The cost of importing fresh tuna into the UK since trade with main supplier Sri Lanka was cut off by the EU in January has stabilized after a frantic month or so, two companies told Undercurrent News.
The price for fresh and chilled yellowfin imports on alternative supply routes, like the Maldives, are back down after a spike in February, and now rest just a little higher than 2014 prices.
“Supplies are consistent and the quality is good,” said Laky Zervudachi, director of sustainability and epicurean with Direct Seafoods, referring to the Maldives.
“Prices are high, but not excessive as they were. Perhaps 5% or 10% higher than we were paying before the ban.”
He did warn that the Maldives monsoon season was approaching, and given the artisanal nature of the fishery there, this could lead to a tightening of supply and increased prices again.
“Prices dropped dramatically for a few weeks in February after a massive high, they then crept back up and now appear to be stable around the £11- 12 per kilogram mark,” confirmed a second UK importer.
“They are currently just slightly above what we were paying last year. We have had no issue with supply, and have not needed to find new sources as we already have a diverse geographical spread.”
In the month after the ban first came in, price quotes to Direct for Indian tuna rose around 20%, and on Maldives tuna, 60%, said Zervudachi. This put the latter, as a ball-park figure, cost price, at between £18 and £20/ kg.
Both sources agreed the drop in price was likely due to demand softening after the extraordinary hike in prices seen immediately after the ban was enforced by the EU, in mid-January.
“Quite a few buyers switched out of fresh, or accepted being out of stock, unwilling to pay the prices,” said the second source.
“We decided to pay the high prices rather than go out of stock, which did hit our profit for four or five weeks; however, it helps in the long term with our supplier and retailer relationships,” he added.
There may also have been an element of suppliers "seeing what they could get away with" when importers initially scrambled for new suppliers, bumping up prices, Zervudachi suggested.

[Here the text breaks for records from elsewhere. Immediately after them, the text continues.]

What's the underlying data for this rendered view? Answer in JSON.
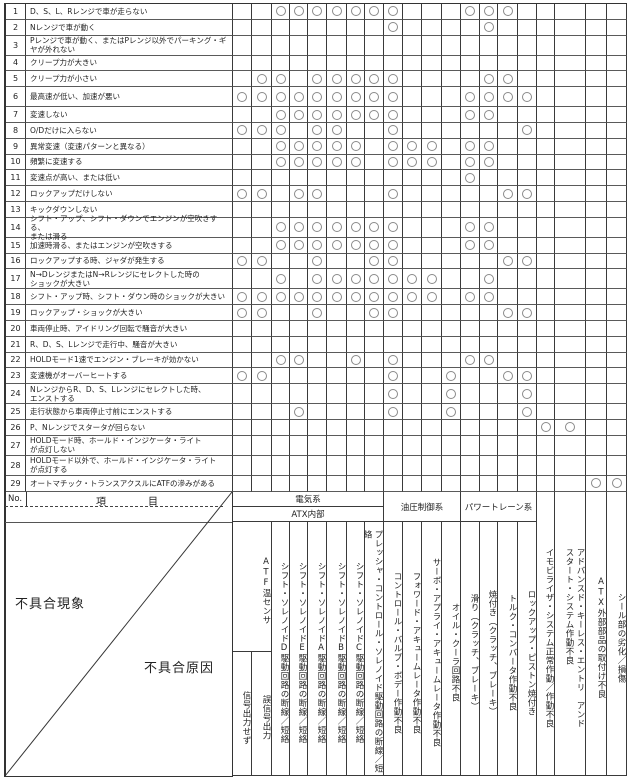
{
  "rows": [
    {
      "no": "1",
      "text": "D、S、L、Rレンジで車が走らない",
      "marks": [
        3,
        4,
        5,
        6,
        7,
        8,
        9,
        13,
        14,
        15
      ]
    },
    {
      "no": "2",
      "text": "Nレンジで車が動く",
      "marks": [
        9,
        14
      ]
    },
    {
      "no": "3",
      "text": "Pレンジで車が動く、またはPレンジ以外でパーキング・ギ\nヤが外れない",
      "marks": []
    },
    {
      "no": "4",
      "text": "クリープ力が大きい",
      "marks": []
    },
    {
      "no": "5",
      "text": "クリープ力が小さい",
      "marks": [
        2,
        3,
        5,
        6,
        7,
        8,
        9,
        14,
        15
      ]
    },
    {
      "no": "6",
      "text": "最高速が低い、加速が悪い",
      "marks": [
        1,
        2,
        3,
        4,
        5,
        6,
        7,
        8,
        9,
        13,
        14,
        15,
        16
      ]
    },
    {
      "no": "7",
      "text": "変速しない",
      "marks": [
        3,
        4,
        5,
        6,
        7,
        8,
        9,
        13,
        14
      ]
    },
    {
      "no": "8",
      "text": "O/Dだけに入らない",
      "marks": [
        1,
        2,
        3,
        5,
        6,
        9,
        16
      ]
    },
    {
      "no": "9",
      "text": "異常変速（変速パターンと異なる）",
      "marks": [
        3,
        4,
        5,
        6,
        7,
        9,
        10,
        11,
        13,
        14
      ]
    },
    {
      "no": "10",
      "text": "頻繁に変速する",
      "marks": [
        3,
        4,
        5,
        6,
        7,
        9,
        10,
        11,
        13,
        14
      ]
    },
    {
      "no": "11",
      "text": "変速点が高い、または低い",
      "marks": [
        13
      ]
    },
    {
      "no": "12",
      "text": "ロックアップだけしない",
      "marks": [
        1,
        2,
        4,
        5,
        9,
        15,
        16
      ]
    },
    {
      "no": "13",
      "text": "キックダウンしない",
      "marks": []
    },
    {
      "no": "14",
      "text": "シフト・アップ、シフト・ダウンでエンジンが空吹きする、\nまたは滑る",
      "marks": [
        3,
        4,
        5,
        6,
        7,
        8,
        9,
        13,
        14
      ]
    },
    {
      "no": "15",
      "text": "加速時滑る、またはエンジンが空吹きする",
      "marks": [
        3,
        4,
        5,
        6,
        7,
        8,
        9,
        13,
        14
      ]
    },
    {
      "no": "16",
      "text": "ロックアップする時、ジャダが発生する",
      "marks": [
        1,
        2,
        5,
        8,
        9,
        15,
        16
      ]
    },
    {
      "no": "17",
      "text": "N→DレンジまたはN→Rレンジにセレクトした時の\nショックが大きい",
      "marks": [
        3,
        5,
        6,
        7,
        8,
        9,
        10,
        11,
        14
      ]
    },
    {
      "no": "18",
      "text": "シフト・アップ時、シフト・ダウン時のショックが大きい",
      "marks": [
        1,
        2,
        3,
        4,
        5,
        6,
        7,
        8,
        9,
        10,
        11,
        13,
        14
      ]
    },
    {
      "no": "19",
      "text": "ロックアップ・ショックが大きい",
      "marks": [
        1,
        2,
        5,
        8,
        9,
        15,
        16
      ]
    },
    {
      "no": "20",
      "text": "車両停止時、アイドリング回転で騒音が大きい",
      "marks": []
    },
    {
      "no": "21",
      "text": "R、D、S、Lレンジで走行中、騒音が大きい",
      "marks": []
    },
    {
      "no": "22",
      "text": "HOLDモード1速でエンジン・ブレーキが効かない",
      "marks": [
        3,
        4,
        7,
        9,
        13,
        14
      ]
    },
    {
      "no": "23",
      "text": "変速機がオーバーヒートする",
      "marks": [
        1,
        2,
        9,
        12,
        15,
        16
      ]
    },
    {
      "no": "24",
      "text": "NレンジからR、D、S、Lレンジにセレクトした時、\nエンストする",
      "marks": [
        9,
        12,
        16
      ]
    },
    {
      "no": "25",
      "text": "走行状態から車両停止寸前にエンストする",
      "marks": [
        4,
        9,
        12,
        16
      ]
    },
    {
      "no": "26",
      "text": "P、Nレンジでスタータが回らない",
      "marks": [
        17,
        18
      ]
    },
    {
      "no": "27",
      "text": "HOLDモード時、ホールド・インジケータ・ライト\nが点灯しない",
      "marks": []
    },
    {
      "no": "28",
      "text": "HOLDモード以外で、ホールド・インジケータ・ライト\nが点灯する",
      "marks": []
    },
    {
      "no": "29",
      "text": "オートマチック・トランスアクスルにATFの滲みがある",
      "marks": [
        19,
        20
      ]
    }
  ],
  "header": {
    "no": "No.",
    "item_a": "項",
    "item_b": "目",
    "symptom": "不具合現象",
    "cause": "不具合原因",
    "electrical": "電気系",
    "atx_internal": "ATX内部",
    "hydraulic": "油圧制御系",
    "powertrain": "パワートレーン系",
    "atf_sensor": "ATF温センサ",
    "atf_sub": [
      "信号出力せず",
      "誤信号出力"
    ],
    "columns": [
      "シフト・ソレノイドD駆動回路の断線／短絡",
      "シフト・ソレノイドE駆動回路の断線／短絡",
      "シフト・ソレノイドA駆動回路の断線／短絡",
      "シフト・ソレノイドB駆動回路の断線／短絡",
      "シフト・ソレノイドC駆動回路の断線／短絡",
      "プレッシャ・コントロール・ソレノイド駆動回路の断線／短絡",
      "コントロール・バルブ・ボデー作動不良",
      "フォワード・アキュームレータ作動不良",
      "サーボ・アプライ・アキュームレータ作動不良",
      "オイル・クーラ回路不良",
      "滑り（クラッチ、ブレーキ）",
      "焼付き（クラッチ、ブレーキ）",
      "トルク・コンバータ作動不良",
      "ロックアップ・ピストン焼付き",
      "イモビライザ・システム正常作動／作動不良",
      "アドバンスド・キーレス・エントリ　アンド\nスタート・システム作動不良",
      "ATX外部部品の取付け不良",
      "シール部の劣化／損傷"
    ]
  },
  "colors": {
    "line": "#3a3a3a",
    "mark": "#8a8a8a"
  }
}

Volumes of fresh tuna coming into the UK are now slightly down on pre-ban levels, said Zervudachi. Direct was possibly not selling quite as much, and there was a chance some foodservice outlets had removed yellowfin from their menus considering the price peak.
Latest from the EU
The most recent news out of Sri Lanka on the ban was that Jan Zahradil, a vice-chair of the EU Committee on international trade and member of EU parliament, reportedly suggested the EU's ban on Sri Lankan fishery exports could be over in a matter of months.
On April 16, an EU spokesperson told Undercurrent, "Sri Lanka has expressed political interest for addressing problems, but the main problematic issues are still open".
This includes political measures to improve the fisheries situation not yet being approved, and plans for a vessel monitoring system subsequently being scrapped, with further progress on this undetermined.
"The Commission will maintain cooperation with Sri Lanka until being certain that they fulfill their commitments and achieve tangibles results," the EU said.
One door closes...
Direct is treating the ban on Sri Lanka imports – enforced by the EU because the country apparently had not taken enough measures to combat illegal, unreported and unregulated (IUU) fishing – as a long-term measure.
“It is a case of 'expect the worst and hope for the best,” confirmed Zervudachi. “But it does mean we have the chance to look around, make some new investments and contacts elsewhere, which is always valuable.”
He has hopes for the Phillipines' handline yellowfin tuna fishery; a project set up by Blueyou Consulting, with whom he is in talks, he said.
Blueyou started the Artesmar fisheries improvement project (FIP) in the Philippines in 2013, where the company has developed a vessel registration and catch documentation scheme for the artisanal yellowfin tuna hand-lining fleet.
A traceability system that ensures every tuna is tagged allows for it to be tracked from the vessel to final products, the consultancy firm said.
In December 2014 two processing companies then underwent the first chain of custody audits for the Artesmar FIP. The two companies, Meliomar and Alpitrade, successfully passed the audit based on the traceability system developed by Blueyou.
Zervudachi also pointed to the situation in Indonesia, where a new fisheries minister has cracked down on IUU fishing and stepped up FIP efforts. “We see some interesting possibilities there, with the [International] Pole and Line Foundation.”
“This ban on Sri Lanka is likely to last a year, in my opinion. It needs to really, if the EU wants it to be a real punishment and a deterrent in the future. Is it really a credible measure if it stops after six months?”
Indonesia's own pole-and-line and hand-line fisheries association has been gaining members, and in February 2015 stood at 14 companies; representing 70% of the pole-and-line and hand-line sector.